Part of Advances in Neural Information Processing Systems 30 (NIPS 2017)
Kush Bhatia, Prateek Jain, Parameswaran Kamalaruban, Purushottam Kar
We present the first efficient and provably consistent estimator for the robust regression problem. The area of robust learning and optimization has generated a significant amount of interest in the learning and statistics communities in recent years owing to its applicability in scenarios with corrupted data, as well as in handling model mis-specifications. In particular, special interest has been devoted to the fundamental problem of robust linear regression where estimators that can tolerate corruption in up to a constant fraction of the response variables are widely studied.

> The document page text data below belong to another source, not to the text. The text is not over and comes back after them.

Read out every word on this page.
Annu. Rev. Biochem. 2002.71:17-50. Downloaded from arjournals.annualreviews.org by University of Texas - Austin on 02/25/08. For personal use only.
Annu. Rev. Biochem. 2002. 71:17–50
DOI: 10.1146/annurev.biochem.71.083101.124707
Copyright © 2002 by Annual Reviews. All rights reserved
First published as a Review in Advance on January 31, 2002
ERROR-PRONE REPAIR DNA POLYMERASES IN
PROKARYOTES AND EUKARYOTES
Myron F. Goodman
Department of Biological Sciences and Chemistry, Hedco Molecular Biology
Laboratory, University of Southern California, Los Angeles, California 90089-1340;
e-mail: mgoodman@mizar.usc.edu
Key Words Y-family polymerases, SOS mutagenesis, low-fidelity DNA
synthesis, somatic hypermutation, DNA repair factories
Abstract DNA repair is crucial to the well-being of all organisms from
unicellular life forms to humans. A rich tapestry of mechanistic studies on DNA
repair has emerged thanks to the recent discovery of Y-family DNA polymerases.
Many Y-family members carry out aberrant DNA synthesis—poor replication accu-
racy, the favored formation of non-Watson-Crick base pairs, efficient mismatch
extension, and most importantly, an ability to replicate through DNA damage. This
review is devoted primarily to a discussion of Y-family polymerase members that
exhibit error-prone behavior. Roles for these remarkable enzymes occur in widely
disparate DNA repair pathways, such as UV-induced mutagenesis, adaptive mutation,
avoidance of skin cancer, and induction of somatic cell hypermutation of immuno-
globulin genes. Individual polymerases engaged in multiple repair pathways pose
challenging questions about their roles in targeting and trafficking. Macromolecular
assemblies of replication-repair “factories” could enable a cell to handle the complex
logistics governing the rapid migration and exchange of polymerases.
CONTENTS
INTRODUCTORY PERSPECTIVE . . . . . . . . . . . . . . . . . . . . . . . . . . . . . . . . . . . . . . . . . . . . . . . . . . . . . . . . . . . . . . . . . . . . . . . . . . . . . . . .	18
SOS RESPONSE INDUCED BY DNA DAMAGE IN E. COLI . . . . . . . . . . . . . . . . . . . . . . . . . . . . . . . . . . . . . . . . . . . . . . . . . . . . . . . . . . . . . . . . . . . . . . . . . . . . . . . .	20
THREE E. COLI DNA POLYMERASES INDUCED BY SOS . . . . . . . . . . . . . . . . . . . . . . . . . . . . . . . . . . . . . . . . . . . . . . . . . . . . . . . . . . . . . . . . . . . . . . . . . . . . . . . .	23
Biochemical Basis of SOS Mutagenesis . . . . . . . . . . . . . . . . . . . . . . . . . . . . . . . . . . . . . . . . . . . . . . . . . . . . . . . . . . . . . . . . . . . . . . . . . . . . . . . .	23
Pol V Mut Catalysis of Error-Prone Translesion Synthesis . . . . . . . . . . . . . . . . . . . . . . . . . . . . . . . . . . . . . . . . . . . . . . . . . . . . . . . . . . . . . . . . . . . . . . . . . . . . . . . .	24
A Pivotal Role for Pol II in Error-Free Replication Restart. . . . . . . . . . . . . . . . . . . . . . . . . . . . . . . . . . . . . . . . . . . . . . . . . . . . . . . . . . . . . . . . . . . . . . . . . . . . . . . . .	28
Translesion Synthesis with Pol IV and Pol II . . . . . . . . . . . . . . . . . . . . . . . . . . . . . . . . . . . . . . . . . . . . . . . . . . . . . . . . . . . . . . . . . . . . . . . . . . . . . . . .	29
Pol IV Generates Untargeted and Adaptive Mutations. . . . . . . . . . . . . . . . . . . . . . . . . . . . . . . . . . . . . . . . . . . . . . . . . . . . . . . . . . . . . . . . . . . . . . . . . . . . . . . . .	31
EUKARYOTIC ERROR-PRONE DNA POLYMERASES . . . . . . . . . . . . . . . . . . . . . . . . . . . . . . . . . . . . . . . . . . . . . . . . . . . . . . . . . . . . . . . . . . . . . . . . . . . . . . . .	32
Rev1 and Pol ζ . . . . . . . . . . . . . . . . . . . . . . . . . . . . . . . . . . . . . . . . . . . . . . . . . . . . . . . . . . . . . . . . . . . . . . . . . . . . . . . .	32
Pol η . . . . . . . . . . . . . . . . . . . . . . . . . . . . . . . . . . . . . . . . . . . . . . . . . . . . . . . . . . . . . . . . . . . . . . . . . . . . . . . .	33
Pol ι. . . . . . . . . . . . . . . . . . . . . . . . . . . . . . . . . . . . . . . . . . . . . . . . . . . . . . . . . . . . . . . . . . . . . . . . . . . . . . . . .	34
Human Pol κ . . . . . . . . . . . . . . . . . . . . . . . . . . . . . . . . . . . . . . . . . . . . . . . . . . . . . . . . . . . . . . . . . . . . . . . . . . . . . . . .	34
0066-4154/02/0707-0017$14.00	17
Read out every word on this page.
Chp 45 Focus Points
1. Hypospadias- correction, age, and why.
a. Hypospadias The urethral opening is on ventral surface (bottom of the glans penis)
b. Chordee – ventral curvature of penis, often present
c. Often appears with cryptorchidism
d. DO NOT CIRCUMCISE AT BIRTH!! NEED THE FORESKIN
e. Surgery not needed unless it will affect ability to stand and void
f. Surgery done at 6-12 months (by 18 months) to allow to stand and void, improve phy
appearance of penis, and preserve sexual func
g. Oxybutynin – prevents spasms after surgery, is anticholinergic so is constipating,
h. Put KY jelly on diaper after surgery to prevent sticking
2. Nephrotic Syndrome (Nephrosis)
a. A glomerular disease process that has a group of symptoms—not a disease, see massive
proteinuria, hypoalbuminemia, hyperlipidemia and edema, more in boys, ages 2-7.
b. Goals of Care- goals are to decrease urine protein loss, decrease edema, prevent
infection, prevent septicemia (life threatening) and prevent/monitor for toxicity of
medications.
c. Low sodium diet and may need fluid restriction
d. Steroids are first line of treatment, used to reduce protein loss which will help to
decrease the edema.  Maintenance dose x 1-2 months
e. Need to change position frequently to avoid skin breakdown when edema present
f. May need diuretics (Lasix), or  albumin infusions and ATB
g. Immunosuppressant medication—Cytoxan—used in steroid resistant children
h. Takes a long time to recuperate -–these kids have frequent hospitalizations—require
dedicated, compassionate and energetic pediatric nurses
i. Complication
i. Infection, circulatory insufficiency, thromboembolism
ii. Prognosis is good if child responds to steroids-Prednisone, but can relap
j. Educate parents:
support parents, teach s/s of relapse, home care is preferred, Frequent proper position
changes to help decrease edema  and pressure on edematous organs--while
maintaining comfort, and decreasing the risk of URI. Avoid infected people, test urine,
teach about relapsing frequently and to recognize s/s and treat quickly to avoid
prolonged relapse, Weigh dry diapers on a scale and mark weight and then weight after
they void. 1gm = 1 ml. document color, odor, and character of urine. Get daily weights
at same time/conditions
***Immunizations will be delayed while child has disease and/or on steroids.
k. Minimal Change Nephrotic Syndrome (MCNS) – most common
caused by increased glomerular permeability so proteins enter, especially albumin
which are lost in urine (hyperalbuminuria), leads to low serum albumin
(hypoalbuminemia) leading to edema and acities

Surprisingly however, to this date, we are not aware of a polynomial time estimator that offers a consistent estimate in the presence of dense, unbounded corruptions. In this work we present such an estimator, called CRR. This solves an open problem put forward in the work of (Bhatia et al, 2015). Our consistency analysis requires a novel two-stage proof technique involving a careful analysis of the stability of ordered lists which may be of independent interest. We show that CRR not only offers consistent estimates, but is empirically far superior to several other recently proposed algorithms for the robust regression problem, including extended Lasso and the TORRENT algorithm. In comparison, CRR offers comparable or better model recovery but with runtimes that are faster by an order of magnitude.